In a similar incident, a physician wrote an order for “Narcan 1 amp IV” – the nurse confused Narcan with Norcuron (vecuronium), proceeded to remove vecuronium from an automated cabinet, and administered it to the patient. The patient went into cardiac and respiratory arrest, was intubated and resuscitated, then transferred to ICU.
ISMP Medication Safety Alert, Vol 3, Issue 20


October 1996
Pancuronium administered to SEVEN outpatients during a routine influenza vaccination program. Vials of vaccine were the same size, shape and color and stored in the ER refrigerator next to the pancuronium.

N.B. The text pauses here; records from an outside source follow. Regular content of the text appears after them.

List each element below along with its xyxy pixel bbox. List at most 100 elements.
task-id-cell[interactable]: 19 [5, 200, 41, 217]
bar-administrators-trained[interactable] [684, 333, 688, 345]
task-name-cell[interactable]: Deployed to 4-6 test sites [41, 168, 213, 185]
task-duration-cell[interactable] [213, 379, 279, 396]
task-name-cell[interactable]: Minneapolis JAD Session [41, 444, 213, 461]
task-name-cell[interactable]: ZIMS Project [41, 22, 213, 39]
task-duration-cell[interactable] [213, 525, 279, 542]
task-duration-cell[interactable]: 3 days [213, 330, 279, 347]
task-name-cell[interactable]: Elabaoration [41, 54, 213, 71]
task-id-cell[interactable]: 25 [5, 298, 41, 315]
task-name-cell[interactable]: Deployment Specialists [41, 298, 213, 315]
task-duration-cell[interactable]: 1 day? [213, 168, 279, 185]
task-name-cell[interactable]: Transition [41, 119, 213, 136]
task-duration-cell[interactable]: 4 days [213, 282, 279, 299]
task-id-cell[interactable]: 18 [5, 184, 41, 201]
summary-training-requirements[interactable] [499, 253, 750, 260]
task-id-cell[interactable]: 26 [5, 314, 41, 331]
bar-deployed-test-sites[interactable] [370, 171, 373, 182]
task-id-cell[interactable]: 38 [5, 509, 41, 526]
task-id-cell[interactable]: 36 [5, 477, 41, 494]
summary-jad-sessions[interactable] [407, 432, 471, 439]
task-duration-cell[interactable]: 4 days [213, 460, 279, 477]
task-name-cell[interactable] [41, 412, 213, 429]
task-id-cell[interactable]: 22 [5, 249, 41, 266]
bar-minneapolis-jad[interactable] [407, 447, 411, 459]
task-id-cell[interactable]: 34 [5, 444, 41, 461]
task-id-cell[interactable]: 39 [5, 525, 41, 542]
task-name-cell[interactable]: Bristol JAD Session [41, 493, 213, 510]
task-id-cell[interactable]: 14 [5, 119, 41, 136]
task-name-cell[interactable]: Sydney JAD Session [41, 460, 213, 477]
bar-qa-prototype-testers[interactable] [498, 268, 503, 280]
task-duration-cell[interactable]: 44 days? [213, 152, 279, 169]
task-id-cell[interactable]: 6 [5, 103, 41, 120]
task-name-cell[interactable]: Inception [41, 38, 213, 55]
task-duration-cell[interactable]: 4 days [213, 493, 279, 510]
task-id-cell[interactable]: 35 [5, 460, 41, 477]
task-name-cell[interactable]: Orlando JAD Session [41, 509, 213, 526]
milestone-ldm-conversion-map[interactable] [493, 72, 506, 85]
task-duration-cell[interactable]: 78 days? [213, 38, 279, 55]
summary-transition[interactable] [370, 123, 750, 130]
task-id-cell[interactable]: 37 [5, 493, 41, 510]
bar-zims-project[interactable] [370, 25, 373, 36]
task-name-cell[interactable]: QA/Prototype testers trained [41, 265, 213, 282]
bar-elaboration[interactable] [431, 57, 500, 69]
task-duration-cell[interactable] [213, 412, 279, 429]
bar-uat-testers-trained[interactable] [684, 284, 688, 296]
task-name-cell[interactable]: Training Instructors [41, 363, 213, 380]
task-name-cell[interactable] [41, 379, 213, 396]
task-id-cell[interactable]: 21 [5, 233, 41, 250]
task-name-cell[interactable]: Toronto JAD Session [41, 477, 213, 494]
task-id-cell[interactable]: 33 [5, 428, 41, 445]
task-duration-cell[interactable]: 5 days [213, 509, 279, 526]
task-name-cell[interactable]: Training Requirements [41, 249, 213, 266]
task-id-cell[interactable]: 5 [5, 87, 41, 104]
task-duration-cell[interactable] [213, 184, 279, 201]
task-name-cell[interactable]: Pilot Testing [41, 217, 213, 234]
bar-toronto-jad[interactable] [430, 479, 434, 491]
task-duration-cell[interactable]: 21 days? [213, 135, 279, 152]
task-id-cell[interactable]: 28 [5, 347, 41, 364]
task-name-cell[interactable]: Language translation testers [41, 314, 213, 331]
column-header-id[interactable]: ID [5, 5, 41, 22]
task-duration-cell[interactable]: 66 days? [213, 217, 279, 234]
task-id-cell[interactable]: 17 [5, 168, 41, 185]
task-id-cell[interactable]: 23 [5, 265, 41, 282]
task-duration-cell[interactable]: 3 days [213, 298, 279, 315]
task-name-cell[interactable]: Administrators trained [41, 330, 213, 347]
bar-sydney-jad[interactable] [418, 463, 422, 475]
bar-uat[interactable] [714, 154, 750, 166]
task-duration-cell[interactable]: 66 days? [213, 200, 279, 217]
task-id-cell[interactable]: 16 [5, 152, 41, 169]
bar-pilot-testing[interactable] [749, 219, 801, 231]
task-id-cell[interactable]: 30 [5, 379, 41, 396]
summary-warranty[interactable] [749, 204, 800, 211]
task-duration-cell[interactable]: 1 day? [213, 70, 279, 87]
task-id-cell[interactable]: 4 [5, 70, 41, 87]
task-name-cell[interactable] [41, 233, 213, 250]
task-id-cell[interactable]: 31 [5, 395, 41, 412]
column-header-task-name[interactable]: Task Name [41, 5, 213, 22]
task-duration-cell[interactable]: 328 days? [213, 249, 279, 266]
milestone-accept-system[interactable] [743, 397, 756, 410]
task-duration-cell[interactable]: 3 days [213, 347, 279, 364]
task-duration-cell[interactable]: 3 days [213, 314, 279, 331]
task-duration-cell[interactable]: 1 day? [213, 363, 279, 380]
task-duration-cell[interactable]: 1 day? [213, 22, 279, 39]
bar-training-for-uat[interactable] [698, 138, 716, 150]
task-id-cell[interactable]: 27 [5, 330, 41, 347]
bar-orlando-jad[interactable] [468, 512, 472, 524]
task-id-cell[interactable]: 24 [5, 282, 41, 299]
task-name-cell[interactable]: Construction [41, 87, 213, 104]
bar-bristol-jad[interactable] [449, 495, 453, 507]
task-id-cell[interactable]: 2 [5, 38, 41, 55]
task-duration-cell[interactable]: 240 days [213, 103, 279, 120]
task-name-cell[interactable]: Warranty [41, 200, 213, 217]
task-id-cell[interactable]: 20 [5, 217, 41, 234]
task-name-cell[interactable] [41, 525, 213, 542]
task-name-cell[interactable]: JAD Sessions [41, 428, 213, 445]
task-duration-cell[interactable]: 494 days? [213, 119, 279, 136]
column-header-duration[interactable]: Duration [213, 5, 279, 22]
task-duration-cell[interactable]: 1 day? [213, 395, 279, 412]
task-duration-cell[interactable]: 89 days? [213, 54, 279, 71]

14 patients presented with hypotonia, cyanosis, and dyspnea five minutes following immunization with Measles vaccine. One patient died. Succinylcholine and pancuronium found stored with vaccine. Other similar reports.
ISMP Medication Safety Alert, Vol 1, Issue 21


June 1996
ER physician treating combative patient ordered vecuronium without assuring the patient was appropriately ventilated. The patient received the drug without being intubated, and developed respiratory arrest.
ISMP Medication Safety Alert, Vol 1, Issue 11


Others…
Anesthesiologist administers vecuronium instead of intended potassium chloride during open-heart procedure. Same blue label color, size and shape.

Pancuronium vial misplaced into heparin flush drawer – 5mL administered to a patient instead of heparin. Patient recovered after 10 hours on a respirator.